The attorney further stated that denying him the opportunity to question Roncska about the recording violated his client’s Sixth Amendment right to confront his accuser with regard to Roncska’s potential state of mind, motive or bias while questioning John Cuellar.

The judge disagreed.

“I make the determination about what evidence comes into the trial,” Alvarez said.

Next, Garcia requested a continuance — a short delay to the proceedings — so that he could more thoroughly address the legal arguments for admitting the line of questioning.

“I believe that the court’s ruling is incorrect,” Garcia said.

Alvarez denied the request.

Garcia then called for a mistrial, again citing his client’s 6th Amendment rights.

Jaime Peña, the attorney representing Rick Quintanilla, joined Garcia’s motion for a mistrial on similar grounds.

Alvarez denied them both.

By that point, the atmosphere in the courtroom had grown noticeably strained. Both the judge and Garcia had raised their voices numerous times.

Before the discussion ended, though, Garcia asked to be allowed to “perfect” his objection in order to preserve the complaint should the case need to be appealed in the future — what’s called an “offer of proof.”

The judge granted that request, which led to a quieter bit of testimony between Garcia and Roncska Wednesday afternoon — after the jury had been dismissed for the day.


Roncska was called back into the nearly empty courtroom at about 3 p.m. and placed back under oath without the jury present.

Garcia began the exchange by explaining that the questions he was about to ask the agent were, “questions I would have asked had I been given the opportunity” to do so before the jury.

He asked if Roncska remembered the whispered conversation between himself, Malkiewicz and IRS Agent Sonia Hurtado during that February 2018 interview at John Cuellar’s home.

“I don’t know who whispered and what was said,” Roncska said.

“I could not comprehend what the whispers were,” he added later.

Roncska said he couldn’t make out what was being said in the portion of the audio Garcia claimed the agent had whispered, “Pound his a—.”

When Garcia pressed, Roncska balked.

“Sir, I don’t recall saying that,” he said.

Earlier in the day, Roncska had been allowed to be questioned in a limited fashion in front of the jury.

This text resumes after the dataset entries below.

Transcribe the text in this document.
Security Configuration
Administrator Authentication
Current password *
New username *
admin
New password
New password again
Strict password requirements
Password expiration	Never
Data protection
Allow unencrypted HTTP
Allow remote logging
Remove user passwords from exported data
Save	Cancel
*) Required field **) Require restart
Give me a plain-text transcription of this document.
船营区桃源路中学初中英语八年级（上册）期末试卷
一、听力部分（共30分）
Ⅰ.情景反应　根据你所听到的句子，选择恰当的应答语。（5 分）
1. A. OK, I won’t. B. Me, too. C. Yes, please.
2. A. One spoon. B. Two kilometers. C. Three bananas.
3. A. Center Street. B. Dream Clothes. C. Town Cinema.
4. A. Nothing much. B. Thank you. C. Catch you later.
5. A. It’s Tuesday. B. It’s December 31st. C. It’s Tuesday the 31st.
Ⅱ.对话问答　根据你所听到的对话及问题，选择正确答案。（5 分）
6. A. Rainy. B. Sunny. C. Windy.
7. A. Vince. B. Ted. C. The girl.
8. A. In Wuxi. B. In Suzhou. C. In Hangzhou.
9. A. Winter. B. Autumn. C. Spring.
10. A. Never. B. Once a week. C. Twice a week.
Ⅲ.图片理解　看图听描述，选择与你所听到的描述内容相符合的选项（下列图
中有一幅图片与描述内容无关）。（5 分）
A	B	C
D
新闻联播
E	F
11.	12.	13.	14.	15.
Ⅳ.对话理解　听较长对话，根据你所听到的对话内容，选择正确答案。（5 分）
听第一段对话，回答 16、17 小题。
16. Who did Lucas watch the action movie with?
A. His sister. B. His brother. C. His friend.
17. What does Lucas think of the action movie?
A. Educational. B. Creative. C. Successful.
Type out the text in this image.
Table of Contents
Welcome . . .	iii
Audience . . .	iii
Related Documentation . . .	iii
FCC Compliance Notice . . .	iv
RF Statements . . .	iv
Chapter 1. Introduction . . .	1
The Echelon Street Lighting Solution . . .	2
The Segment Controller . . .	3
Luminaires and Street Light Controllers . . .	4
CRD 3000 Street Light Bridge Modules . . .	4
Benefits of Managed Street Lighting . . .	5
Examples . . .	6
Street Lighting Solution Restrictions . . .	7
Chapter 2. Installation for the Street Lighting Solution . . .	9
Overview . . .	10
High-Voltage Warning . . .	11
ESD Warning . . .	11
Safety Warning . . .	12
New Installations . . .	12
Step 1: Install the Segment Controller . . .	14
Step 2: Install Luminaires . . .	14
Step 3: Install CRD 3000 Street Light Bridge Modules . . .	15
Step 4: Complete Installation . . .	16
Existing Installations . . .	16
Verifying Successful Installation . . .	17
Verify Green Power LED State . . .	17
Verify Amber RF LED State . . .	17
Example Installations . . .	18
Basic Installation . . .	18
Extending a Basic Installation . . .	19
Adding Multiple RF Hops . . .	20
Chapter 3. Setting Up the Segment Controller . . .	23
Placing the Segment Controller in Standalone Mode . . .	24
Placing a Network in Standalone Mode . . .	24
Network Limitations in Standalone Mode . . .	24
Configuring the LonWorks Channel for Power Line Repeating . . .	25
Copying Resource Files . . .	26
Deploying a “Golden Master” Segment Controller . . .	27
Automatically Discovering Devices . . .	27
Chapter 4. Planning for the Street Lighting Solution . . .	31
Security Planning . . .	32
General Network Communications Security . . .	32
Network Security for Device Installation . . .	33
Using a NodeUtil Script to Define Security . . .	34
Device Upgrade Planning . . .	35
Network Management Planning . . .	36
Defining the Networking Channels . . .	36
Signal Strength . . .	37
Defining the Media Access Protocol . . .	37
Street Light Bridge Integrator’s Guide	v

During that portion of his testimony, Garcia asked him about the FBI’s official policies in terms of ethics. Garcia asked if agents should allow themselves to develop preconceptions of guilt during investigations.

“We look at the facts. Our job is as much to disprove the allegations as it is to prove them,” Roncska replied.

Garcia asked if Roncska and the other agents had gone to John Cuellar’s home in 2018 with the goal of eliciting a confession.

“No, sir. We were trying to get to the truth,” the agent replied.

Garcia closed his case with the public testimony of agent Roncska.

Peña chose to not call any witnesses to the stand in defense of Rick Quintanilla.

And neither defendant took the stand in their own defense, as is their right.

The jury will return at 9 a.m. Thursday to hear approximately two hours of closing arguments before being given a lengthy set of jury instructions. Their deliberation will follow.